Security forces airmen are getting a new weapon.
The Air Force issued a memorandum Dec. 3 that formalizes the arrival of the M18 Modular Handgun System for base defenders.
The M18 handgun is a compact version of Sig Sauer’s M-17, which chambers 9 mm ammunition. It will replace the Beretta M9, which shot the same caliber round. The Army selected the M17 Modular Handgun System as the new service pistol for its soldiers in January 2017.
The smaller M18 variant was designed for carry by military police, investigators and troops on special duties.
The Air Force Manual has also been updated with new guidance for security forces airmen as the service prepares the career field for an era of great power competition, with a large part of the new doctrine focusing on getting Air Force base defenders to the range.
In advance of a rewrite to Air Force Manual 31-129, the Dec. 3 memorandum adds two new chapters, 7 and 8, outlining small-arms sustainment training and small-arms dry-fire training.
Chapter 7 requires security forces personnel with an arming requirement to complete quarterly live-fire training, first for qualification and then sustainment, with their carbine and handgun. The live-fire training is completed during each calendar year quarter: January – March, April – June, July – September, and October – December.
“Starting with the [calendar year] quarter an individual completes qualification training, they complete the next training event no earlier than 30 days (must be in the next quarter) after completing the previous live-fire event,” the memo reads
Airmen continue this cycle until they are once again due for qualification. Additionally, security forces commanders are to establish quarterly training cycles for their troops.
“Not all personnel need to be in the same cycle," the memo reads. "For example, different flights may be in different cycles. Individuals that do not complete the required training before the end of a quarter cannot be armed with the applicable weapon (carbine or handgun) until they accomplish the training.”
The only exemption to sustainment training is when airmen are deployed, or if the wing commander has approved alternate training methods due to range closures or limitations.
These methods may include training with blank ammunition, dry-fire training or similar practices.
“Live-fire sustainment training drills should focus on specific skills such as improving speed, accuracy, tactical movement and reaction to threats,” the memo reads.
Security forces units may also develop their own sustainment training drills and courses.
Firing on a full distance range at pop-up targets is one example of a unit sustainment drill. Live-fire training may include firing with ball or frangible ammunition, as well as using the Close Combat Mission Capability Kit, or CCMCK, with dye-marking rounds.

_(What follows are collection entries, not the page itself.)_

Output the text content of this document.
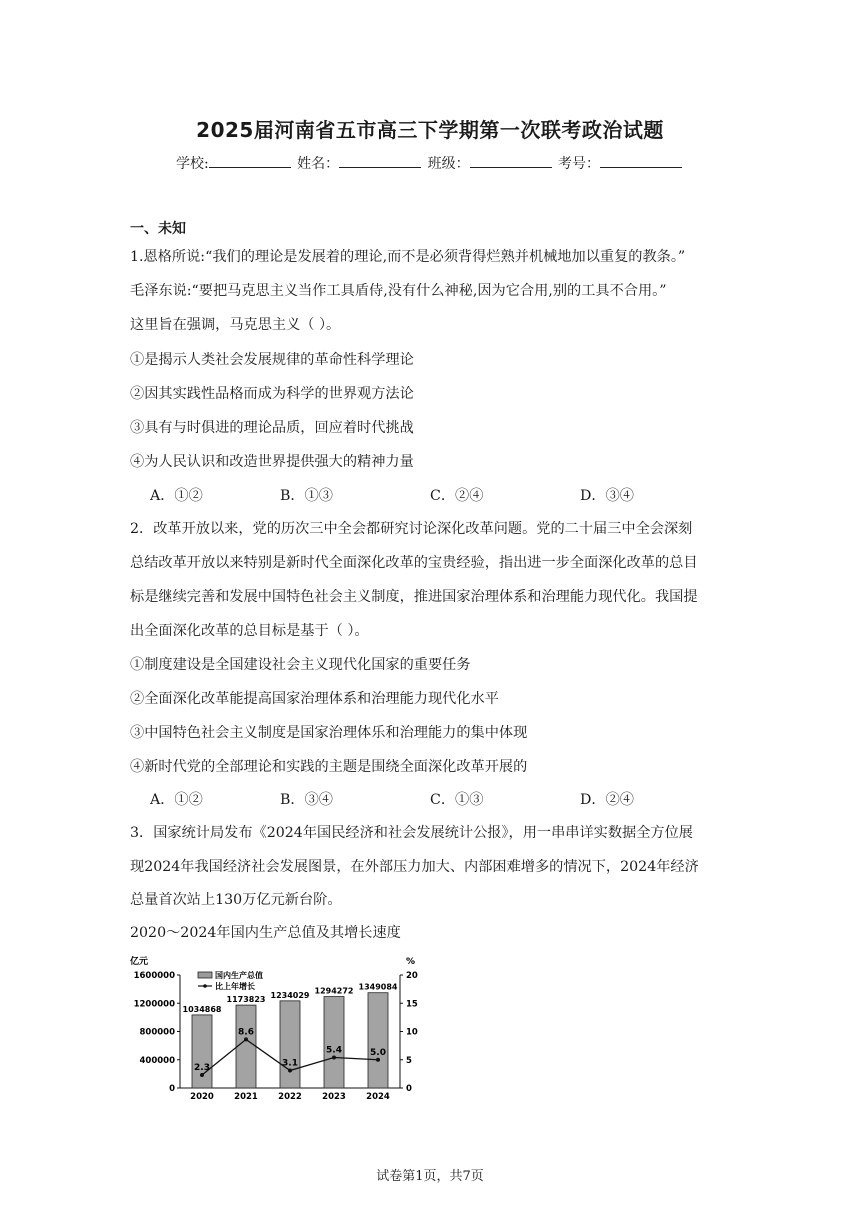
2025届河南省五市高三下学期第一次联考政治试题
学校:	姓名：	班级：	考号：
一、未知
1.恩格所说:“我们的理论是发展着的理论,而不是必须背得烂熟并机械地加以重复的教条。”
毛泽东说:“要把马克思主义当作工具盾侍,没有什么神秘,因为它合用,别的工具不合用。”
这里旨在强调，马克思主义（ ）。
①是揭示人类社会发展规律的革命性科学理论
②因其实践性品格而成为科学的世界观方法论
③具有与时俱进的理论品质，回应着时代挑战
④为人民认识和改造世界提供强大的精神力量
A．①②	B．①③	C．②④	D．③④
2．改革开放以来，党的历次三中全会都研究讨论深化改革问题。党的二十届三中全会深刻
总结改革开放以来特别是新时代全面深化改革的宝贵经验，指出进一步全面深化改革的总目
标是继续完善和发展中国特色社会主义制度，推进国家治理体系和治理能力现代化。我国提
出全面深化改革的总目标是基于（ ）。
①制度建设是全国建设社会主义现代化国家的重要任务
②全面深化改革能提高国家治理体系和治理能力现代化水平
③中国特色社会主义制度是国家治理体乐和治理能力的集中体现
④新时代党的全部理论和实践的主题是围绕全面深化改革开展的
A．①②	B．③④	C．①③	D．②④
3．国家统计局发布《2024年国民经济和社会发展统计公报》，用一串串详实数据全方位展
现2024年我国经济社会发展图景，在外部压力加大、内部困难增多的情况下，2024年经济
总量首次站上130万亿元新台阶。
2020～2024年国内生产总值及其增长速度
亿元	%
国内生产总值
比上年增长
0
400000
800000
1200000
1600000
0
5
10
15
20
2020 2021 2022 2023 2024
1034868
1173823 1234029 1294272 1349084
2.3
8.6
3.1
5.4	5.0
试卷第1页，共7页
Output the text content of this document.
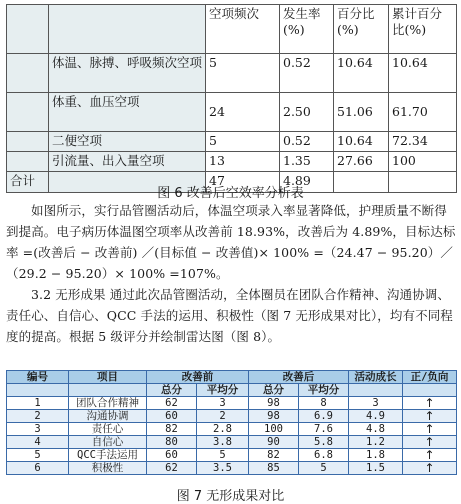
		空项频次	发生率(%)	百分比(%)	累计百分比(%)
	体温、脉搏、呼吸频次空项	5	0.52	10.64	10.64
	体重、血压空项	24	2.50	51.06	61.70
	二便空项	5	0.52	10.64	72.34
	引流量、出入量空项	13	1.35	27.66	100
合计		47	4.89		
图 6 改善后空效率分析表

如图所示，实行品管圈活动后，体温空项录入率显著降低，护理质量不断得到提高。电子病历体温图空项率从改善前 18.93%，改善后为 4.89%，目标达标率 =(改善后 − 改善前) ／(目标值 − 改善值)× 100% =（24.47 − 95.20）／（29.2 − 95.20）× 100% =107%。

3.2 无形成果 通过此次品管圈活动，全体圈员在团队合作精神、沟通协调、责任心、自信心、QCC 手法的运用、积极性（图 7 无形成果对比），均有不同程度的提高。根据 5 级评分并绘制雷达图（图 8）。

编号	项目	改善前		改善后		活动成长	正/负向
		总分	平均分	总分	平均分		
1	团队合作精神	62	3	98	8	3	↑
2	沟通协调	60	2	98	6.9	4.9	↑
3	责任心	82	2.8	100	7.6	4.8	↑
4	自信心	80	3.8	90	5.8	1.2	↑
5	QCC手法运用	60	5	82	6.8	1.8	↑
6	积极性	62	3.5	85	5	1.5	↑
图 7 无形成果对比
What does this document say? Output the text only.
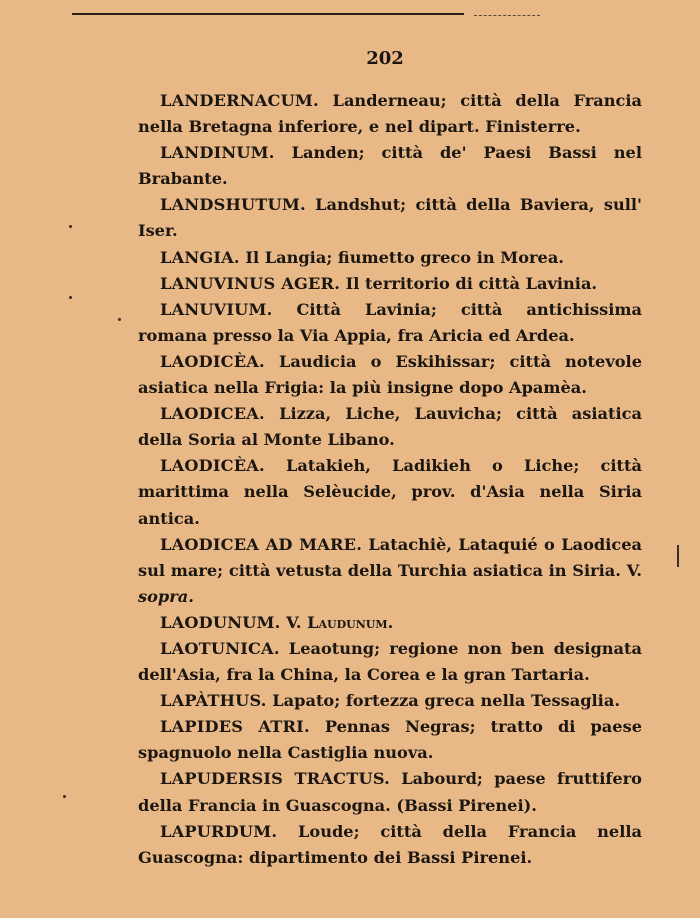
202

LANDERNACUM. Landerneau; città della Francia nella Bretagna inferiore, e nel dipart. Finisterre.

LANDINUM. Landen; città de' Paesi Bassi nel Brabante.

LANDSHUTUM. Landshut; città della Baviera, sull' Iser.

LANGIA. Il Langia; fiumetto greco in Morea.

LANUVINUS AGER. Il territorio di città Lavinia.

LANUVIUM. Città Lavinia; città antichissima romana presso la Via Appia, fra Aricia ed Ardea.

LAODICÈA. Laudicia o Eskihissar; città notevole asiatica nella Frigia: la più insigne dopo Apamèa.

LAODICEA. Lizza, Liche, Lauvicha; città asiatica della Soria al Monte Libano.

LAODICÈA. Latakieh, Ladikieh o Liche; città marittima nella Selèucide, prov. d'Asia nella Siria antica.

LAODICEA AD MARE. Latachiè, Lataquié o Laodicea sul mare; città vetusta della Turchia asiatica in Siria. V. sopra.

LAODUNUM. V. Laudunum.

LAOTUNICA. Leaotung; regione non ben designata dell'Asia, fra la China, la Corea e la gran Tartaria.

LAPÀTHUS. Lapato; fortezza greca nella Tessaglia.

LAPIDES ATRI. Pennas Negras; tratto di paese spagnuolo nella Castiglia nuova.

LAPUDERSIS TRACTUS. Labourd; paese fruttifero della Francia in Guascogna. (Bassi Pirenei).

LAPURDUM. Loude; città della Francia nella Guascogna: dipartimento dei Bassi Pirenei.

“This is an excellent option for force-on-force and tactics training,” the memo reads. “The use of the CCMCK also enables the conduct of sustainment drills in training areas outside the small-arms range, as outlined in AFI 36-2654.”
Security forces airmen can also use virtual training systems to train marksmanship, weapons handling and small-unit tactics. However, the memo cautions that the virtual system must provide weapon recoil in order to better mirror live-fire shooting.
The updated guidelines are part of the Air Force’s push to better prepare its security forces squadrons to defend bases in the chaotic battle space that would inevitably develop were the U.S. to fight a peer adversary like Russia or China.
In an era of great-power competition, Air Force squadrons may find themselves operating more like the highly mobile flying circuses of World War I, than the stationary airfields of the Global War on Terror.
That shift will require a focus on base defenses, especially if the forward line of troops is close to the airfield.